【奥越】錦繍の平家岳 日ノ谷源流に遊ぶ
Posted: 2025年11月11日(火) 22:55
【日 付】2025年11月8日(土)
【山 域】奥越 平家岳周辺
【天 候】晴れ
【メンバー】sato、山日和
【コース】面谷登山口7:35---8:40巡視路尾根---9:50白山展望地10:15---10:45日ノ谷源流---12:00平家岳13:30---
15:20-尾根分岐---16:00登山口
平家岳に初めて登ったのは30数年前のことである。まだ越美国境稜線に特別な思い入れもなく、山頂から見
える多くの山々もほとんど未踏の頃だ。山と渓谷社から出ていたフルカラーのガイド本でその存在を知り興味
を持ったのだった。
他に登山者もいない登山道を歩いて行くと、前方から重装備のパーティーが現れて驚いたことを覚えている。
岐阜県側からテント泊で縦走しているパーティーだったようだが、その頃はこの山に岐阜県側から登れること
も知らなかったのだ。
その後、今日と同じ面谷鉱山跡から1回、北側の日ノ谷を遡行して1回、東面の荷暮川西ノ谷を遡行して1回と、
都合4回平家岳を訪れている。
1441mという標高は、石徹白の山を除く越美国境稜線の山々の中で、能郷白山、磯倉、美濃平家に次ぐ高さ
を誇る。実際には稜線から少し福井県側に入っており、厳密に言えば完全に福井県の山である。
国道158号から箱ヶ瀬橋を渡って九頭竜湖南岸の県道に入り、最初の面谷橋を渡るところから林道を進むと
面谷鉱山跡に出る。最盛期は3000人以上もの人が働いていたという鉱山跡は荒涼とした風景が広がり、あまり
の殺伐とした景観にノスタルジーを感じる余裕もない。
林道終点の手前から歩き出す。今朝は気温が下がって肌寒いが、日が当たり出せば暖かくなるだろう。

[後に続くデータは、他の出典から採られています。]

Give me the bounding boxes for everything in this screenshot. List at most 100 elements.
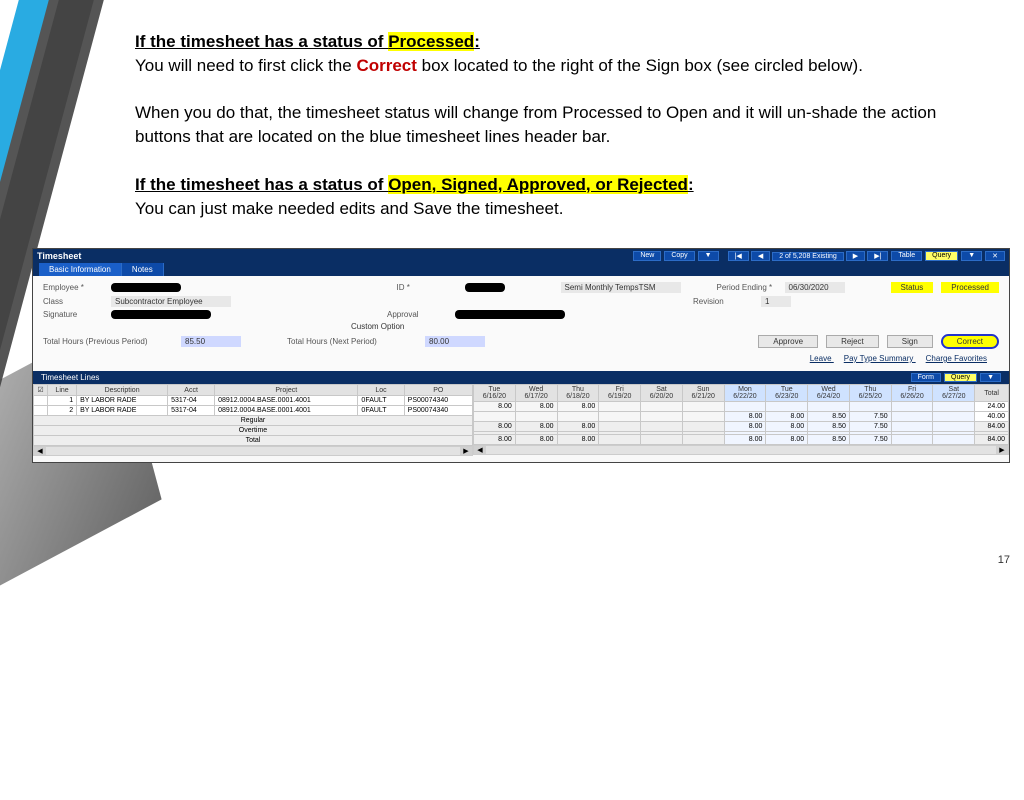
p2: When you do that, the timesheet status w…	[135, 101, 994, 149]
copy-button[interactable]: Copy	[664, 251, 694, 261]
hour-cell[interactable]	[641, 402, 683, 412]
class-value[interactable]: Subcontractor Employee	[111, 296, 231, 307]
page-number: 17	[998, 554, 1010, 566]
charge-favorites-link[interactable]: Charge Favorites	[926, 354, 987, 363]
last-icon[interactable]: ▶|	[867, 251, 888, 261]
col-line: Line	[48, 385, 77, 396]
hour-cell[interactable]: 8.00	[557, 435, 599, 445]
hour-cell[interactable]: 8.00	[557, 402, 599, 412]
leave-link[interactable]: Leave	[810, 354, 832, 363]
hour-cell[interactable]	[891, 412, 933, 422]
row-total: 84.00	[975, 435, 1009, 445]
hour-cell[interactable]	[599, 402, 641, 412]
next-icon[interactable]: ▶	[846, 251, 865, 261]
hour-cell[interactable]	[933, 422, 975, 432]
hour-cell[interactable]	[599, 435, 641, 445]
new-button[interactable]: New	[633, 251, 661, 261]
hour-cell[interactable]: 7.50	[849, 422, 891, 432]
dropdown-icon[interactable]: ▼	[980, 373, 1001, 382]
prev-icon[interactable]: ◀	[751, 251, 770, 261]
hour-cell[interactable]	[599, 412, 641, 422]
id-label: ID *	[397, 283, 457, 292]
tab-bar: Basic Information Notes	[33, 263, 1009, 276]
hour-cell[interactable]: 8.00	[557, 422, 599, 432]
hour-cell[interactable]	[641, 435, 683, 445]
hour-cell[interactable]: 8.00	[766, 412, 808, 422]
approve-button[interactable]: Approve	[758, 335, 818, 348]
table-row[interactable]: 2 BY LABOR RADE 5317-04 08912.0004.BASE.…	[34, 406, 473, 416]
hour-cell[interactable]	[474, 412, 516, 422]
hour-cell[interactable]: 8.00	[515, 435, 557, 445]
lines-form-button[interactable]: Form	[911, 373, 941, 382]
lines-query-button[interactable]: Query	[944, 373, 977, 382]
hour-cell[interactable]: 8.00	[515, 422, 557, 432]
hour-cell[interactable]	[808, 402, 850, 412]
table-row[interactable]: 1 BY LABOR RADE 5317-04 08912.0004.BASE.…	[34, 396, 473, 406]
dropdown-icon[interactable]: ▼	[698, 251, 719, 261]
hour-cell[interactable]: 8.50	[808, 412, 850, 422]
hour-cell[interactable]	[933, 412, 975, 422]
custom-option-label: Custom Option	[351, 322, 404, 331]
col-date: Sat6/20/20	[641, 385, 683, 402]
hour-cell[interactable]	[515, 412, 557, 422]
period-ending-value[interactable]: 06/30/2020	[785, 282, 845, 293]
heading1-prefix: If the timesheet has a status of	[135, 32, 388, 51]
first-icon[interactable]: |◀	[728, 251, 749, 261]
pay-type-summary-link[interactable]: Pay Type Summary	[844, 354, 914, 363]
hour-cell[interactable]	[557, 412, 599, 422]
hour-cell[interactable]	[682, 422, 724, 432]
overtime-label: Overtime	[34, 426, 473, 436]
tab-notes[interactable]: Notes	[122, 263, 164, 276]
hour-cell[interactable]: 8.50	[808, 422, 850, 432]
hour-cell[interactable]: 8.00	[724, 412, 766, 422]
hour-cell[interactable]	[891, 435, 933, 445]
query-button[interactable]: Query	[925, 251, 958, 261]
dropdown-icon[interactable]: ▼	[961, 251, 982, 261]
hour-cell[interactable]	[682, 402, 724, 412]
col-date: Sun6/21/20	[682, 385, 724, 402]
hour-cell[interactable]	[933, 402, 975, 412]
h-scrollbar-left[interactable]: ◀▶	[33, 446, 473, 456]
hour-cell[interactable]: 8.00	[474, 422, 516, 432]
next-hours-value: 80.00	[425, 336, 485, 347]
hour-cell[interactable]: 7.50	[849, 412, 891, 422]
reject-button[interactable]: Reject	[826, 335, 879, 348]
hour-cell[interactable]	[682, 435, 724, 445]
total-label: Total	[34, 436, 473, 446]
revision-label: Revision	[693, 297, 753, 306]
hour-cell[interactable]: 8.00	[474, 402, 516, 412]
app-screenshot: Timesheet New Copy ▼ |◀ ◀ 2 of 5,208 Exi…	[32, 248, 1010, 463]
hour-cell[interactable]	[682, 412, 724, 422]
hour-cell[interactable]	[724, 402, 766, 412]
hour-cell[interactable]: 8.00	[474, 435, 516, 445]
schedule-field[interactable]: Semi Monthly TempsTSM	[561, 282, 681, 293]
close-icon[interactable]: ✕	[985, 251, 1005, 261]
timesheet-grid: ☑ Line Description Acct Project Loc PO 1…	[33, 384, 1009, 456]
hour-cell[interactable]	[933, 435, 975, 445]
hour-cell[interactable]	[641, 412, 683, 422]
hour-cell[interactable]: 8.50	[808, 435, 850, 445]
hour-cell[interactable]	[849, 402, 891, 412]
hour-cell[interactable]	[891, 402, 933, 412]
next-hours-label: Total Hours (Next Period)	[287, 337, 417, 346]
hour-cell[interactable]	[891, 422, 933, 432]
hour-cell[interactable]: 8.00	[766, 422, 808, 432]
h-scrollbar-right[interactable]: ◀▶	[473, 445, 1009, 455]
sign-button[interactable]: Sign	[887, 335, 933, 348]
hour-cell[interactable]: 7.50	[849, 435, 891, 445]
p3: You can just make needed edits and Save …	[135, 197, 994, 221]
hour-cell[interactable]	[766, 402, 808, 412]
hour-cell[interactable]: 8.00	[724, 422, 766, 432]
tab-basic-info[interactable]: Basic Information	[39, 263, 122, 276]
correct-button[interactable]: Correct	[941, 334, 999, 349]
hour-cell[interactable]: 8.00	[766, 435, 808, 445]
table-button[interactable]: Table	[891, 251, 922, 261]
id-value-redacted	[465, 283, 505, 292]
col-project: Project	[215, 385, 358, 396]
hour-cell[interactable]: 8.00	[724, 435, 766, 445]
hour-cell[interactable]	[599, 422, 641, 432]
hour-cell[interactable]	[641, 422, 683, 432]
hour-cell[interactable]: 8.00	[515, 402, 557, 412]
col-date: Wed6/24/20	[808, 385, 850, 402]
employee-value-redacted	[111, 283, 181, 292]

登山道はよく整備されており、送電線の尾根に向かってぐんぐん高度を上げていく。
見事なヒノキの大木があった。あちこちでヒノキの巨樹を見慣れているせいもあり、多少の巨木では驚かない
が、この木は大きさよりも立ち姿が良い。
狙っていた紅葉はまさにドンピシャで、豪華絢爛な紅葉絵巻の中を歩いて行く。
思えば去年の今頃は入院中で、一度も紅葉を愛でることができなかった。入院生活が2か月を過ぎたところで、
ようやく松葉杖を使って歩く練習を始めた頃だったか。1年前の自分の姿を思えばよく歩けるようになったものだ。

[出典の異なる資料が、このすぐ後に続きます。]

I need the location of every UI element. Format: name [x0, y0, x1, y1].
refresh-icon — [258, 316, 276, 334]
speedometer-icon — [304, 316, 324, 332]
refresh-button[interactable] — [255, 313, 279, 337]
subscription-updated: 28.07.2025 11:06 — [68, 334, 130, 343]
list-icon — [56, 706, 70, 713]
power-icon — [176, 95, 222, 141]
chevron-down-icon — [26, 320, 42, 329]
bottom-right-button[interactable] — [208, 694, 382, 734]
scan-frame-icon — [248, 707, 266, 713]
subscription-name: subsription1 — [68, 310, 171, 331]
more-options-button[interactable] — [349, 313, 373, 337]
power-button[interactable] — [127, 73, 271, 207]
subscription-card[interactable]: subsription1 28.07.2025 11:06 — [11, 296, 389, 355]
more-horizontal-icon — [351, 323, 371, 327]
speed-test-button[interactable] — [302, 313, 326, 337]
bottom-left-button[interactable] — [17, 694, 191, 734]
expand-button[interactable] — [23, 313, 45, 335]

昨今のクマ騒ぎで、クマとの遭遇に備えて鈴とホイッスル、百均のピストルで武装して歩く。
これまでそれほどクマを恐いと思ったことはなかったのだが、最近は少し様子が違う。
山の中にいるヤツは里に出没する連中と違って臆病だと思っているのだが、どんな性格のヤツが潜んでいるのか
知るすべもない。
日ノ谷出合から続く主尾根に出てひと息入れる。この長い尾根には鉄塔巡視路が続いており、日ノ谷を遡行
した帰路に使ったのだが、行けども行けども終わりの見えない長さにうんざりしたものだ。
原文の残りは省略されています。